How To Be Offensive
Recently I have become aware that I suffer from a somewhat troubling disorder, Foot In the Mouth Syndrome (FIMS). When suffering from this condition, one inadvertently says or does things that are offensive, off-color, inappropriate, and potentially alienating.
I began to realize that I suffered from this disorder in the past few months; I first started to display symptoms when I was told by a friend that I had weirded out a bunch of his friends at a small gathering. He couldn’t explain exactly what it was that had I done, so I didn’t fret. I did begin to worry, however, when I was fired inexplicably from a job I had at a restauranty – but when I look back on it, it was surely because I had put my foot in my mouth on several occasions and pissed off the owner by doing things like smoking too many cigarettes out front and munching on too much bread. I was subsequently engaged to train at a few other establishments, and each time I didn’t make the cut; these rejections began to alarm me, and even though I cannot exactly point to what I had done wrong, I was sure it had something to do FIMS. My disorder reached an alarmingly distressing level recently when I went on a bender starting in the afternoon and alienated a few people to the point where they still won’t talk to me.
These recent events have forced me to take a serious look at myself, and I’ve realized that I’ve suffered from FIMS for many years, and that all along I was unconsciously and inadvertently putting my foot in my mouth and making myself appear objectionable in any number of ways. With this in mind, it seems I know a thing or two about how to offend people.
Consume Large Amounts of Drugs and/or Alcohol
If you are prone to putting your foot in your mouth, a healthy dose of drugs and/or alcohol goes a long way in increasing the chances that you’ll piss people off. Many people, of course, regularly indulge in these things and are fine; the key is to overindulge. For example, start drinking earlier, take some pills too, maybe chug some beers. Sometimes when everyone has been drinking, a lot of things that would be normally offensive are OK. The key is to be more messed up than everyone else and lose your sense of what is acceptable. To be sure that you will offend and receive confrontational e-mails the following day, make sure to have imbibed such that you feel uninhibited, verbose, and in general too good to even consider the possibility that those around you might not appreciate what you’re saying.

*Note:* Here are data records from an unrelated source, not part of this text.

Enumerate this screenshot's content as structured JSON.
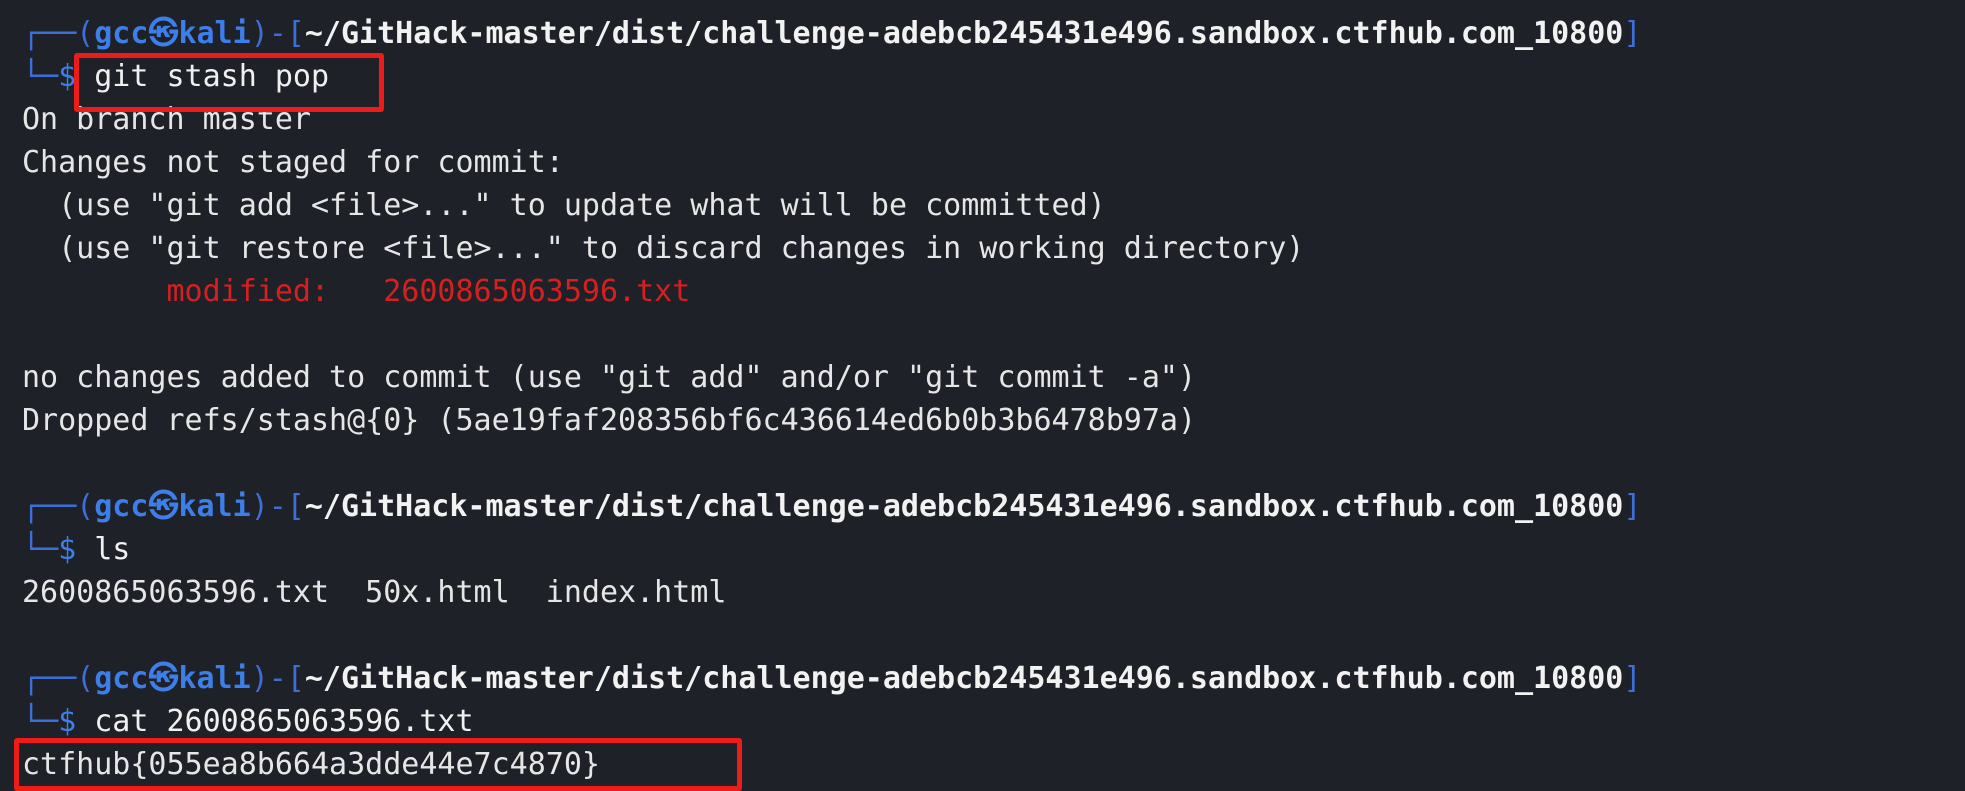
{
  "blocks": [
    {
      "prompt": {
        "top_bar": "┌──(",
        "user": "gcc",
        "at": "㉿",
        "host": "kali",
        "mid": ")-[",
        "path": "~/GitHack-master/dist/challenge-adebcb245431e496.sandbox.ctfhub.com_10800",
        "end": "]",
        "bottom_bar": "└─",
        "dollar": "$",
        "command": "git stash pop"
      },
      "output": [
        "On branch master",
        "Changes not staged for commit:",
        "  (use \"git add <file>...\" to update what will be committed)",
        "  (use \"git restore <file>...\" to discard changes in working directory)",
        "        modified:   2600865063596.txt",
        "",
        "no changes added to commit (use \"git add\" and/or \"git commit -a\")",
        "Dropped refs/stash@{0} (5ae19faf208356bf6c436614ed6b0b3b6478b97a)"
      ]
    },
    {
      "prompt": {
        "top_bar": "┌──(",
        "user": "gcc",
        "at": "㉿",
        "host": "kali",
        "mid": ")-[",
        "path": "~/GitHack-master/dist/challenge-adebcb245431e496.sandbox.ctfhub.com_10800",
        "end": "]",
        "bottom_bar": "└─",
        "dollar": "$",
        "command": "ls"
      },
      "output": [
        "2600865063596.txt  50x.html  index.html"
      ]
    },
    {
      "prompt": {
        "top_bar": "┌──(",
        "user": "gcc",
        "at": "㉿",
        "host": "kali",
        "mid": ")-[",
        "path": "~/GitHack-master/dist/challenge-adebcb245431e496.sandbox.ctfhub.com_10800",
        "end": "]",
        "bottom_bar": "└─",
        "dollar": "$",
        "command": "cat 2600865063596.txt"
      },
      "output": [
        "ctfhub{055ea8b664a3dde44e7c4870}"
      ]
    }
  ],
  "colors": {
    "background": "#1f2128",
    "prompt_blue": "#3d7ee8",
    "modified_red": "#d42020",
    "highlight_red": "#ee1b1b"
  }
}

Joke About Sensitive Issues
Sensitive issues can be universal, such as anything that requires a degree of delicacy to talk about in a politically correct way (race, gender, etc.), personal, or both. Joking about these things can be very amusing for all involved, but it requires a certain amount of tact and awareness of what the people around you find amusing. Being politically incorrect can seem cool, like damn he don’t give a fuck and he’s pointing to the absurdity of political correctness, anyway, or it can really piss people off. If you joke about sensitive issues in a consistently offensive way, you can put your foot in your mouth so frequently that you might be able to alienate yourself completely from a whole group of friends.
Talk A Lot
Talking a lot simply increases the odds that you will say something offensive. The odds go up even more if you feel inordinately comfortable with the people you are around. The more comfortable you feel being yourself and the more comfortable you are with yourself, the more likely you are to put your foot in your mouth, because only a select amount of people in your life accept you fully for who you are. So be unabashedly you, especially around people you don’t know very well like your co-workers, your friend’s roommates, or your new boss.
Feel Comfortable in Awkward Situations
Awkwardness can sometimes be a sign that there is potential for a party to be offended or irritated by something someone else does. It arises, I think, from an uncertainty about how to comport yourself in a given situation – what rules apply to this situation? How much do I say? What do I say? Concern over these questions can help circumscribe a situation within certain limits and it will ensure that, while the awkwardness may always be present, the fear that something actually damaging or insulting could happen will never be realized. However, this assumes that both parties feel awkward. If one party does not feel awkward, there is far less attention paid to the social rules that regulate the encounter, thus heightening the chances of either liberating the situation and alleviating some of the tension, or what is just as likely, increasing the awkwardness and offending someone.
Situations that arise from the above guide have the potential to be either innocuous – the very expression foot in the mouth implies a certain level of understanding — or highly offensive, perhaps even more so than when an intentionally offensive act is committed. Inadvertently offending someone implies an unconscious intent to offend; it suggests that the offender had it in him or her all along, and it has slipped out only now. It speaks to an innate disregard for the feelings of others and a misguided confidence that what one says will be received kindly. It renders apologizing difficult, because the offender’s lack of understanding of how he or she offended only digs the hole deeper. In short, if you follow these simple guidelines, you are likely to truly offend people without even trying.